BACKGROUND: Both pharmacologic and nonpharmacologic interventions are used to treat neuropsychiatric symptoms in persons with dementia.
PURPOSE: To summarize the comparative efficacy of pharmacologic and nonpharmacologic interventions for treating aggression and agitation in adults with dementia.
DATA SOURCES: MEDLINE, EMBASE, Cochrane Central Register of Controlled Trials, CINAHL, and PsycINFO between inception and 28 May 2019 without language restrictions; gray literature; and reference lists scanned from selected studies and systematic reviews.
STUDY SELECTION: Randomized controlled trials comparing interventions for treating aggression and agitation in adults with dementia.
DATA EXTRACTION: Pairs of reviewers independently screened studies, abstracted data, and appraised risk of bias.
DATA SYNTHESIS: After screening of 19 684 citations, 163 studies (23 143 patients) were included in network meta-analyses. Analysis of interventions targeting aggression and agitation (148 studies [21 686 patients]) showed that multidisciplinary care (standardized mean difference [SMD], -0.5 [95% credible interval {CrI}, -0.99 to -0.01]), massage and touch therapy (SMD, -0.75 [CrI, -1.12 to -0.38]), and music combined with massage and touch therapy (SMD, -0.91 [CrI, -1.75 to -0.07]) were clinically more efficacious than usual care. Recreation therapy (SMD, -0.29 [CrI, -0.57 to -0.01]) was statistically but not clinically more efficacious than usual care.
LIMITATIONS: Forty-six percent of studies were at high risk of bias because of missing outcome data. Harms and costs of therapies were not evaluated.
CONCLUSION: Nonpharmacologic interventions seemed to be more efficacious than pharmacologic interventions for reducing aggression and agitation in adults with dementia.
PRIMARY FUNDING SOURCE: Alberta Health Services Critical Care Strategic Clinical Network. (PROSPERO: CRD42017050130).
Article is most relevant to hospitalists and SNFists; less relevant to primary care physicians who don`t provide care in these settings. A network diagram is used that is not a familiar tool nor really explained.

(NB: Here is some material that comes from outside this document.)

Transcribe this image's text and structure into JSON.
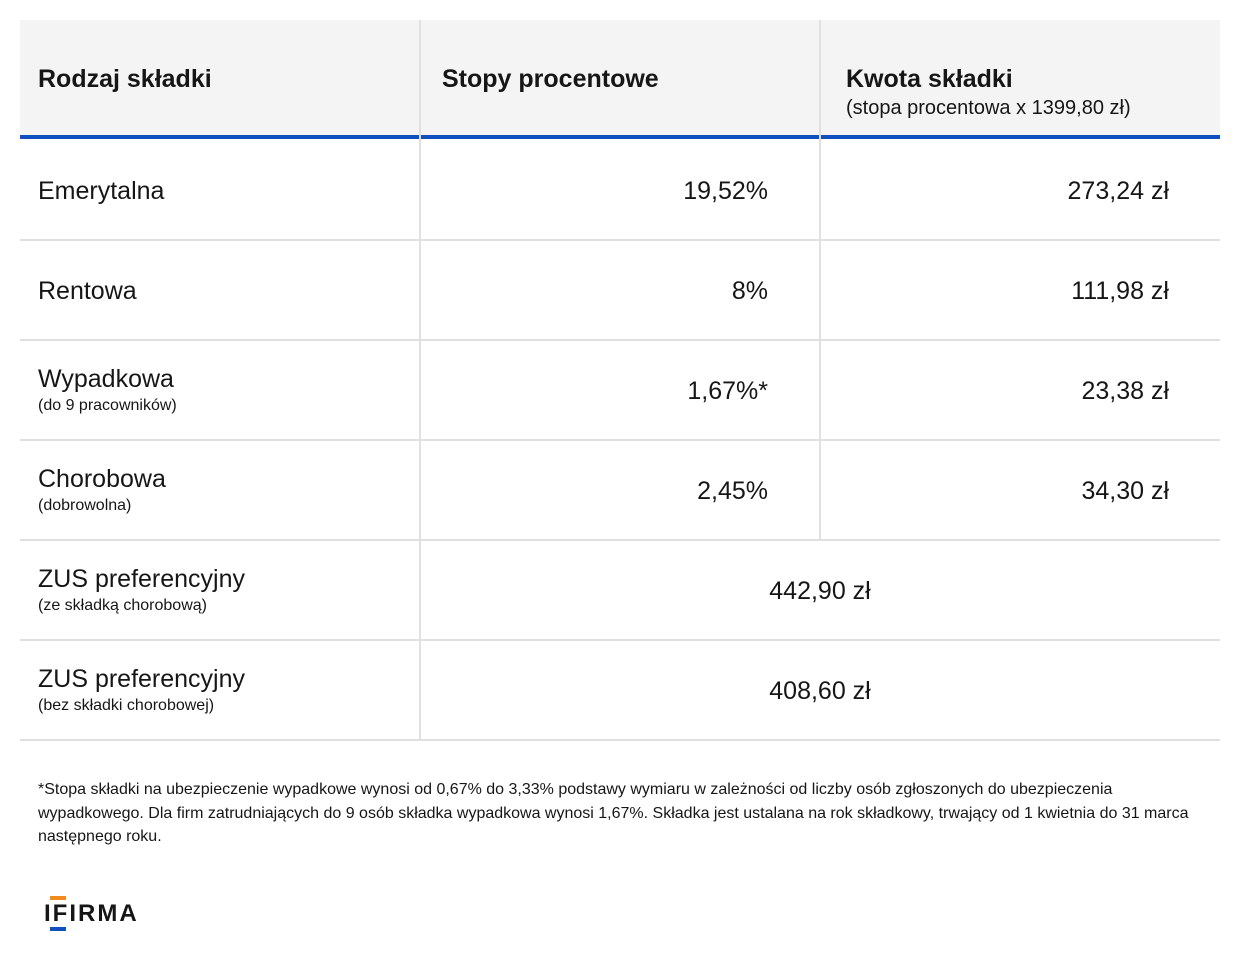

Interesting interventions for aggressive and agitated behavior in persons with dementia. It mirrors my anecdotal and clinical experience and should inform a "less is more" approach when it comes to using psychoactive drugs in folks who suffer from dementia.
These results confirm that non-pharmacologic approaches should become standard of practice.
This is a complex and ambitious network meta-analysis (NMA) of 163 studies comparing the efficacy of non-pharmacologic and pharmacologic interventions for physical and verbal aggression and physical and verbal agitation in 23,143 patients with dementia. The sample size was large enough to compare the efficacy of a variety of non-pharmacologic and pharmacologic interventions, using consensus-developed criteria for minimal improvement. The results (summarized in Figure 3) suggest that antipsychotics, which in the US have a black box warning for increasing the risk for mortality of older dementia patients and are associated with falls, sedation, and extra-pyramidal side-effects, should not be first-line therapy for dementia-related agitation and aggression. The one area in which pharmacotherapy (anticonvulsants) proved superior was in the realm of verbal agitation. Of note, typical antipsychotics showed overall low benefits, and atypical antipsychotics emerged as poorly effective except for verbal agitation, for which they were less effective than anticonvulsants. The take-home message is that there is little role for antipsychotics in the management of agitation and aggression despite the high prevalence of use for these indications. The studies, however, were at high risk for bias due to missing data on the dominant outcome variable, subsets of the Cohen-Mansfield Agitation Inventory, as well as representing mostly women in nursing homes = age 80. This bias substantially decreases the generalizability of the results, but they nonetheless underscore that non-pharmacologic approaches that involve physical activities (outdoor activities in particular) and massage and touch therapy may be relatively the most successful. Because it is a meta-analysis, the study does not attempt to evaluate efficacy by whether agitation (and also aggression) appear driven by hallucinations, delusions, or anxiety/depression. Another limitation is that the study does not include antidepressants among the pharmacologic agents studied despite the positive effect of citalopram in reducing the severity of agitation in dementia patients.